How reliable is the asset? Does it lose value if not properly nurtured? Does it lose value if not being handled by anyone other than the owner of the asset? Does it depreciate with market conditions?

Perhaps net worth needs to take into consideration more than just a simple value.

What’s a Realtor’s Book of Business Worth?

Let us take into consideration a successful Realtor in a given neighborhood. Let’s say that Broker closes 100 sale transactions per year. This broker markets at a cost of 25% of gross revenue annually and is well known enough to receive a healthy dose of referrals every year.

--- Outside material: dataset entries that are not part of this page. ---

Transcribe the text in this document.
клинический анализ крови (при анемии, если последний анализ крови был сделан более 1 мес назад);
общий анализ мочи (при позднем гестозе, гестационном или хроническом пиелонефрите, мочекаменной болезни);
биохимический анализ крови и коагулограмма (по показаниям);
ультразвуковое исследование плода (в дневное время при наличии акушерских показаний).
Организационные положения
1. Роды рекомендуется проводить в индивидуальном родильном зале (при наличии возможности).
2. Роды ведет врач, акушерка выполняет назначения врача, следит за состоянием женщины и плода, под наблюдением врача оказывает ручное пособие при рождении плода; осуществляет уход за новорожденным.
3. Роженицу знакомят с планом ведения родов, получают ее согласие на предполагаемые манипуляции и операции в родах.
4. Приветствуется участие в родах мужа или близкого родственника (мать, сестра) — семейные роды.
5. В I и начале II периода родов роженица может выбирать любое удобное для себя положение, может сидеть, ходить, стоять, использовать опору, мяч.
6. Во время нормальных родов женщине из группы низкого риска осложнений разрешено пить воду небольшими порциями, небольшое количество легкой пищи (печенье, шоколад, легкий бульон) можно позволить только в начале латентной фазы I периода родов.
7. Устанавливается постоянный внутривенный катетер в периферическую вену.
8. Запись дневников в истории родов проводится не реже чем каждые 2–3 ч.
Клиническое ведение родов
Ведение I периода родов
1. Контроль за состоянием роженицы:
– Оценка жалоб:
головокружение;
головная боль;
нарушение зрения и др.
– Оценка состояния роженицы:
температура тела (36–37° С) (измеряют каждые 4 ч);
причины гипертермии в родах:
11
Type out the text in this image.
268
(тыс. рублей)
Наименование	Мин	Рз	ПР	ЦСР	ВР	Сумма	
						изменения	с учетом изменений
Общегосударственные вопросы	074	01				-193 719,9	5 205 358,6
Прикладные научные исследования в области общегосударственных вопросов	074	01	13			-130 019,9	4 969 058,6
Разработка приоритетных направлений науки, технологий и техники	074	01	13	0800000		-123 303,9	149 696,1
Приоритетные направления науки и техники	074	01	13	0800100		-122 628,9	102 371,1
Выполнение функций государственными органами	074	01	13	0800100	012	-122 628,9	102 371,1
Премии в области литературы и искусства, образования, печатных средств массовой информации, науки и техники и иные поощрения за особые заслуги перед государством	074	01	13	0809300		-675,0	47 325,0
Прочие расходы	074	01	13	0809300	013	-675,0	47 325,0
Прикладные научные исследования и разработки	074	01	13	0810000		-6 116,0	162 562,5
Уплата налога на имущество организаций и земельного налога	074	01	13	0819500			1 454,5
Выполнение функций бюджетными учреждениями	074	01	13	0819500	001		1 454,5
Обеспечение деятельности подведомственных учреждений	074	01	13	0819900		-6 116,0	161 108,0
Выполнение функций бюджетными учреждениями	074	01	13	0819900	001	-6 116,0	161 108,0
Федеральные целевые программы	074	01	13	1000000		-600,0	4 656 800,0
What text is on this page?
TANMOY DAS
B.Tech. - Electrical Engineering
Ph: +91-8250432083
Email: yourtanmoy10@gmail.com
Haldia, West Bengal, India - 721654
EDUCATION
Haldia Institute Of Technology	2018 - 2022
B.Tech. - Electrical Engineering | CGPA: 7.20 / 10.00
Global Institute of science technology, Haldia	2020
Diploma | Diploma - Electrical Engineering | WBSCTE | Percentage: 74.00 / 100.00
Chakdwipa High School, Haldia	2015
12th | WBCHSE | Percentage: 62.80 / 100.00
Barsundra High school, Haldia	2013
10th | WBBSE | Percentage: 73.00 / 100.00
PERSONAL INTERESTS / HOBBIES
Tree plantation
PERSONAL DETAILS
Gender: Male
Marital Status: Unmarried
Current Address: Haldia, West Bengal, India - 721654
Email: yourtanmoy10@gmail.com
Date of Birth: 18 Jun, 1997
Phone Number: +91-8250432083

What is their business worth?

In essence, what is the value of the relationships with their existing client base? How sustainable is the business if the broker were to step away for one month? Three months? How about a year?

What about the value of listing contracts? If they are one year long and could pay out $25,000 in commissions, what does this translate too in net worth value?

Not all Net Worth is Valued the Same

Point being, not all net worth can be called the same.

Understanding the variables behind what makes a transparent net worth is what we should all be shooting for. Finding business structures that lead to the ability to have variances sure to things we can or can not control is what leads to a less valuable asset and ultimately to less net worth.

While contracts can be structured in a means to assist to sway the value of the asset to favor the buyer because of the variables involved in the purchase of an asset, it’s important to not over negotiate your position on the basis of the value of the asset not being transparent.

In Conclusion…


When building a business, consider the factors that will contribute to a clear value.

Relationships are valuable but unless they are tied to a long contract, your merely setting a bookmark with your reputation.

Consider the liabilities that come with setting a value to the business you are building. Do they set the precedent to building the value of the business in a transparent means that will grow the value over time or do they simply mortgage the potential value of the business or make the value fizzier due to the nature of the expense?

Your Homework:

Start tracking your net worth on a monthly basis. Here’s a link to assist you in assembling this information:

Net Worth Calculator

Sort your assets based upon those in which you are very confident in value to those in which you have little confidence with the fluctuation in value of variables that play into making a transparent value.

Find those assets that are the most interesting to you and sort out those that need to be deleveraged due to the weight the bring to your financial goals. Regardless, track your net worth!

Pay attention to your value in life and your value will pay attention to you.